RAMP stands for Research Accelerator for Multiple Processors. It's a research effort that involves many universities and companies, with a home based at Berkeley. The thrust of the effort is to build a platform to do research with 1000 CPU systems -- John Wawrzynek's A Project Introspective presentation summarizes the challenge: the many processor design trend has a problem in that compilers, OSes, and architectures are not ready for 1000s of CPUs per chip. So, RAMP is building an FPGA-based infrastructure for doing cycle-accurate multi-core/many-core architecture emulation.

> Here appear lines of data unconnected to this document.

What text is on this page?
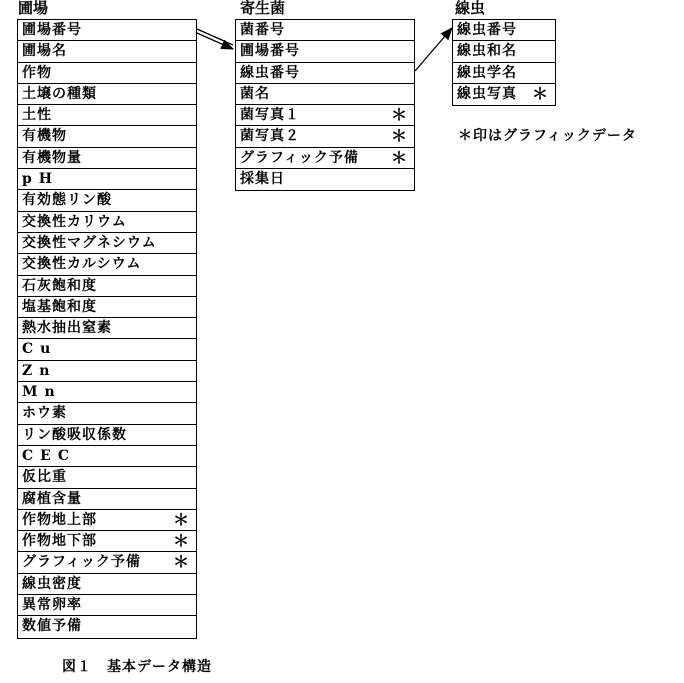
圃場
圃場番号
圃場名
作物
土壌の種類
土性
有機物
有機物量
pH
有効態リン酸
交換性カリウム
交換性マグネシウム
交換性カルシウム
石灰飽和度
塩基飽和度
熱水抽出窒素
Cu
Zn
Mn
ホウ素
リン酸吸収係数
CEC
仮比重
腐植含量
作物地上部	＊
作物地下部	＊
グラフィック予備 ＊
線虫密度
異常卵率
数値予備
寄生菌
菌番号
圃場番号
線虫番号
菌名
菌写真１	＊
菌写真２	＊
グラフィック予備 ＊
採集日
線虫
線虫番号
線虫和名
線虫学名
線虫写真 ＊
＊印はグラフィックデータ
図１　基本データ構造
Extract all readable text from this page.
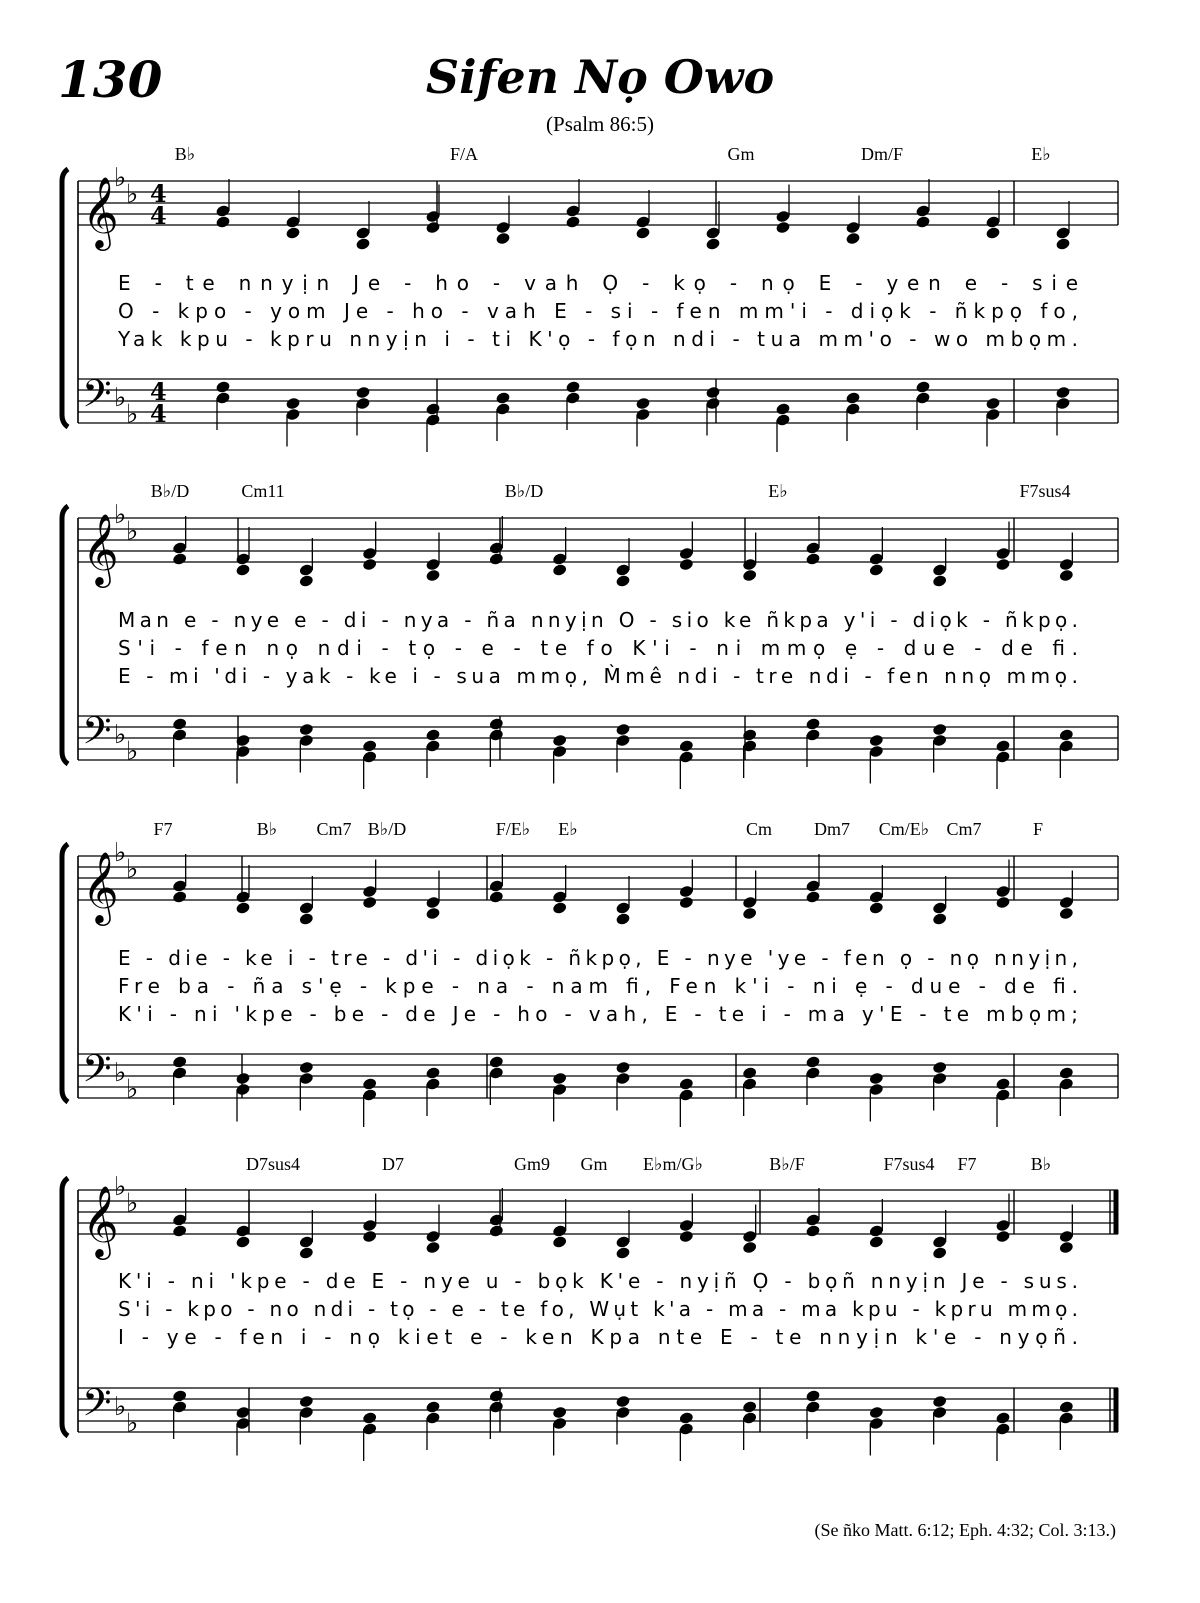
130	Sifen Nọ Owo
(Psalm 86:5)
B♭	F/A	Gm	Dm/F	E♭
𝄞
♭
♭ 4
4
𝄢 ♭
♭
4
4
E - te nnyịn Je - ho - vah Ọ - kọ - nọ E - yen e - sie
O - kpo - yom Je - ho - vah E - si - fen mm'i - diọk - ñkpọ fo,
Yak kpu - kpru nnyịn i - ti K'ọ - fọn ndi - tua mm'o - wo mbọm.
B♭/D	Cm11	B♭/D	E♭	F7sus4
𝄞
♭
♭
𝄢 ♭
♭
Man e - nye e - di - nya - ña nnyịn O - sio ke ñkpa y'i - diọk - ñkpọ.
S'i - fen nọ ndi - tọ - e - te fo K'i - ni mmọ ẹ - due - de fi.
E - mi 'di - yak - ke i - sua mmọ, M̀mê ndi - tre ndi - fen nnọ mmọ.
F7	B♭ Cm7 B♭/D	F/E♭ E♭	Cm Dm7 Cm/E♭ Cm7	F
𝄞
♭
♭
𝄢 ♭
♭
E - die - ke i - tre - d'i - diọk - ñkpọ, E - nye 'ye - fen ọ - nọ nnyịn,
Fre ba - ña s'ẹ - kpe - na - nam fi, Fen k'i - ni ẹ - due - de fi.
K'i - ni 'kpe - be - de Je - ho - vah, E - te i - ma y'E - te mbọm;
D7sus4	D7	Gm9 Gm E♭m/G♭	B♭/F	F7sus4 F7	B♭
𝄞
♭
♭
𝄢 ♭
♭
K'i - ni 'kpe - de E - nye u - bọk K'e - nyịñ Ọ - bọñ nnyịn Je - sus.
S'i - kpo - no ndi - tọ - e - te fo, Wụt k'a - ma - ma kpu - kpru mmọ.
I - ye - fen i - nọ kiet e - ken Kpa nte E - te nnyịn k'e - nyọñ.
(Se ñko Matt. 6:12; Eph. 4:32; Col. 3:13.)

Because simulation (software-based models) just won't scale -- they're moving the modeling platform to hardware. This is a trend that I am seeing more and more where people are executing models on hardware (FPGAs) rather than in simulation -- because they perform better and scale with multi-core growth (by adding more hardware).
There are a bunch of interesting areas enabled through Bluespec -- including RAMP infrastructure, James Hoe's research into multi-core simulator technologies, Derek Chiou's research into cycle-accurate architecture emulation, ... The publications area has lots of very interesting presentations summarizing work and status. I'll cherry pick a couple of the public industrial projects involving MIT (and others) -- I'll highlight others (which are just as fascinating) when I have time:
IBM's PowerPC project
Intel's HAsim project
In order to move models into hardware, you need higher-level abstraction -- and in order to make effective use of FPGAs, you need to avoid both the bugs and brittleness inherent in RTL design. This can only be done for processors, caches, memory models, DMA, switches, etc. with general purpose high-level synthesis languages that don't suffer quality of results issues.
Why not C/C++? There's no notion of concurrency (for synthesis, it's good with loop-unrolling, but not for other applications)
Why not SystemC? It doesn't raise the level of abstraction of concurrency for hardware design over RTL. So there's no benefit for complex control applications. Again, for synthesis, it's good with loop-unrolling, but not other applications.